ZCCHC8 protein and RNA expression. a) Fluorescence in situ hybridisation quantification of ZCCHC8 protein expression levels in alveolar type 2 (AT2) cells as measured by relative fluorescence compared to 4′,6-diamidino-2-phenylindole (DAPI) staining of lung tissue of controls (Ctrls) and patients with sporadic IPF (sIPF), or pulmonary fibrosis with a variant in TERT (PF-TERT) or ZCCHC8 c.586G>A (PF-ZCCHC8). Lines indicate the median. Each dot represents one AT2 cell. b) Western blot results of ZCCHC8 protein expression in primary skin fibroblast homogenates from Ctrls, non-carrier (non-c) relatives, symptomatic ZCCHC8 c.586G>A and both asymptomatic (upward facing triangle) and symptomatic (downward facing triangle) ZCCHC8 c.557C>T variant. Kruskal–Wallis test p=0.20. c) Quantitative PCR results for relative ZCCHC8 RNA expression in whole-blood-derived samples. ZCCHC8 expression was calculated compared to the household gene ARF3 and expressed relatively to the unrelated healthy controls. Kruskal–Wallis test p=0.08. b,c) Levels are relative to the mean of controls; each symbol represents one individual.

FIGURE 4

Cell-specific quantification of telomere length in lung tissue in control (n=5), sporadic IPF (sIPF; n=10) and pulmonary fibrosis with a variant in TERT (PF-TERT; n=6) or ZCCHC8 c.586G>A (PF-ZCCHC8; n=2). Telomere length is measured using fluorescence in situ hybridisation in a) alveolar type 2 (AT2) cells, b) club cells and c) myofibroblasts.

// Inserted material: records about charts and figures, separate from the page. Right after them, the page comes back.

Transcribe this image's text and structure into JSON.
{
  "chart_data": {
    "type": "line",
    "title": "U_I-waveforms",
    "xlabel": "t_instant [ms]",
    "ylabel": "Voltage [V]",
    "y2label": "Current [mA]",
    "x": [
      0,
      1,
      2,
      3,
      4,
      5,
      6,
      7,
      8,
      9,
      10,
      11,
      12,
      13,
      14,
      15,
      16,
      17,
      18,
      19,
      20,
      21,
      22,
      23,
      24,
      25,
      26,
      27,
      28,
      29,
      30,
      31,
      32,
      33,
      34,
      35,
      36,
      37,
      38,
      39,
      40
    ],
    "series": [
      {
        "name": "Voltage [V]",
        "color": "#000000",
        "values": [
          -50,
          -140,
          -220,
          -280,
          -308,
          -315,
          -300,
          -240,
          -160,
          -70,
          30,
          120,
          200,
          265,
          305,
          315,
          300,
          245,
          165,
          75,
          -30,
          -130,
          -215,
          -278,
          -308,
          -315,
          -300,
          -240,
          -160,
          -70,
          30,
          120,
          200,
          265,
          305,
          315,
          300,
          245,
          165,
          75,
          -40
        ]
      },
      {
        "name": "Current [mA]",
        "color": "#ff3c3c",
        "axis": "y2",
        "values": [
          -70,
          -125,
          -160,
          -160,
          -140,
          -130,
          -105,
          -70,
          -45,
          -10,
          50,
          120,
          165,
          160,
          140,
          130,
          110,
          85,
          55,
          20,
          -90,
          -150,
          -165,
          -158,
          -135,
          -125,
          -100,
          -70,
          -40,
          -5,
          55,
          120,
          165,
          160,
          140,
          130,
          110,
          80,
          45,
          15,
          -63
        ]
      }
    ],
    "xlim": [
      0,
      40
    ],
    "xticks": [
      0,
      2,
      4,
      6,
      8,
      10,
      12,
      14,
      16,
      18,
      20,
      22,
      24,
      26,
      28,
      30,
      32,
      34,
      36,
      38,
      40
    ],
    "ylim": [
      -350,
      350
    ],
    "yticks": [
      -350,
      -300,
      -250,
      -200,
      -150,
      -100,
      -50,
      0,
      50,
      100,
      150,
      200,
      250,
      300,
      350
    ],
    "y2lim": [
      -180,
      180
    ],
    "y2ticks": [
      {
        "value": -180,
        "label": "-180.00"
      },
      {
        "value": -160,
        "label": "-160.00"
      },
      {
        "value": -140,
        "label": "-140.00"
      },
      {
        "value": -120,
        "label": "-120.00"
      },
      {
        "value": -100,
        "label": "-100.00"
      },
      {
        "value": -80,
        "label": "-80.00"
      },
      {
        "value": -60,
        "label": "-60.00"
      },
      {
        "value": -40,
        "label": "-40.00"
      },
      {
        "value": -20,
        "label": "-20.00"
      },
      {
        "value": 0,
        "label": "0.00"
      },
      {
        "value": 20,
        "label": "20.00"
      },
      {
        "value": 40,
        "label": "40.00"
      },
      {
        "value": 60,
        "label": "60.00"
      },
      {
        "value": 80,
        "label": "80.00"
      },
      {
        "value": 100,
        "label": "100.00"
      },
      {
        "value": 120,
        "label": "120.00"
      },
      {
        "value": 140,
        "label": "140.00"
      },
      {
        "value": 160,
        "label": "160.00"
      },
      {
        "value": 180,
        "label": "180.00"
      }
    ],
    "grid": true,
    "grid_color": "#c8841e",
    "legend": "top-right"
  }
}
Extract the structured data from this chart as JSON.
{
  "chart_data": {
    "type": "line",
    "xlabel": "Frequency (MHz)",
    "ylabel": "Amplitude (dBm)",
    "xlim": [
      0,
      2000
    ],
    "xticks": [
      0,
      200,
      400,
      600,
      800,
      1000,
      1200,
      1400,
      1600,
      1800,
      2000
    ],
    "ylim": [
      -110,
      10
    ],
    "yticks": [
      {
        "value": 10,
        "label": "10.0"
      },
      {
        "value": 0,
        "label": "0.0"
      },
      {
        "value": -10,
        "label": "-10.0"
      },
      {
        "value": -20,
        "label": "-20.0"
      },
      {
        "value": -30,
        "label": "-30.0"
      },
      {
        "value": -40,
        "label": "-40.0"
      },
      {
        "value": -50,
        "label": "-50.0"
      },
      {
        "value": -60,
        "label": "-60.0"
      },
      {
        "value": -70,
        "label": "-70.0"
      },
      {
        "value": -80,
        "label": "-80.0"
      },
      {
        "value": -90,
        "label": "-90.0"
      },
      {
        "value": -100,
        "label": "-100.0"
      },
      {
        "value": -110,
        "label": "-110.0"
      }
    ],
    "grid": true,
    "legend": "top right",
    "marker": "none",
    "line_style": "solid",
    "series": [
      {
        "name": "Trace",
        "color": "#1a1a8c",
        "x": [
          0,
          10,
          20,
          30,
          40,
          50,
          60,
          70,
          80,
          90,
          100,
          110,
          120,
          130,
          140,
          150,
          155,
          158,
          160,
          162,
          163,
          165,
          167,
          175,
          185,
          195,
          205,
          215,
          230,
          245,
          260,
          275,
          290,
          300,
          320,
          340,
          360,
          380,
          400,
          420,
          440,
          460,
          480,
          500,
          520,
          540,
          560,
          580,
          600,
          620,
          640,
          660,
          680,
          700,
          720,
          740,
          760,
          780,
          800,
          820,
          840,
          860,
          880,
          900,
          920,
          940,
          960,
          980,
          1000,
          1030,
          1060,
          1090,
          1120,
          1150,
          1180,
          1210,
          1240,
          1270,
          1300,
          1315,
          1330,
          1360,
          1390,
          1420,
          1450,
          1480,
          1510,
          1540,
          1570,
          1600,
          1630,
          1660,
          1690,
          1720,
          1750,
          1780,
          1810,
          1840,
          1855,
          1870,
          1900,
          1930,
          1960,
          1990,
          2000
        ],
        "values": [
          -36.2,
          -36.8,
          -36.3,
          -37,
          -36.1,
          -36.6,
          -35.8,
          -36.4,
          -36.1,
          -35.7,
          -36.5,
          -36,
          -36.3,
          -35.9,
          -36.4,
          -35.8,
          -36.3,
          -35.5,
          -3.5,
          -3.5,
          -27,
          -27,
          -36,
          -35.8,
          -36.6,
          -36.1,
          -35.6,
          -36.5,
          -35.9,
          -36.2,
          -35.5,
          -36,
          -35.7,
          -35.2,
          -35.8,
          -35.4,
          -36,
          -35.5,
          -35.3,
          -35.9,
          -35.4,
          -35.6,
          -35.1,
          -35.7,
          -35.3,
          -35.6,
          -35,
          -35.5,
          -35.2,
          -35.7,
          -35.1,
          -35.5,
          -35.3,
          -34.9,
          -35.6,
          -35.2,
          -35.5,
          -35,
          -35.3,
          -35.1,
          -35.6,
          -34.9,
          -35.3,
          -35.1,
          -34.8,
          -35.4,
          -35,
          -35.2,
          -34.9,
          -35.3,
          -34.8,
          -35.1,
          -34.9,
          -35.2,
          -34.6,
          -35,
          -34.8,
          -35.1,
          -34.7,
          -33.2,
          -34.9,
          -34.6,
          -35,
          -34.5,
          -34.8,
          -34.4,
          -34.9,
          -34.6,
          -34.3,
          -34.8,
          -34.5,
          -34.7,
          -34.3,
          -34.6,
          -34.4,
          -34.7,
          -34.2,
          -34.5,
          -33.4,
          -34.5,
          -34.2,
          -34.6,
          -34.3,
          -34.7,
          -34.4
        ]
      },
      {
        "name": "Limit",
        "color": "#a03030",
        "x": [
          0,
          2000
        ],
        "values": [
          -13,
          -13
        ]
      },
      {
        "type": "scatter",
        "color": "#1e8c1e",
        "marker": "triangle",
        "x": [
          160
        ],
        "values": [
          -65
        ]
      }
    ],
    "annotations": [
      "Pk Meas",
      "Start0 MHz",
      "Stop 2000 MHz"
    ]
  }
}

No telomere length is depicted for the control samples in (c), as myofibroblasts were not observed in control tissue. The two individuals included in the PF-ZCCHC8 group are depicted with different shades of blue (light for Fam1.IV.2 and dark for Fam3.III.6). *: p<0.05; **: p<0.01; ***: p<0.001; ****: p<0.0001, calculated using Kruskal–Wallis with Dunn's multiple comparison tests.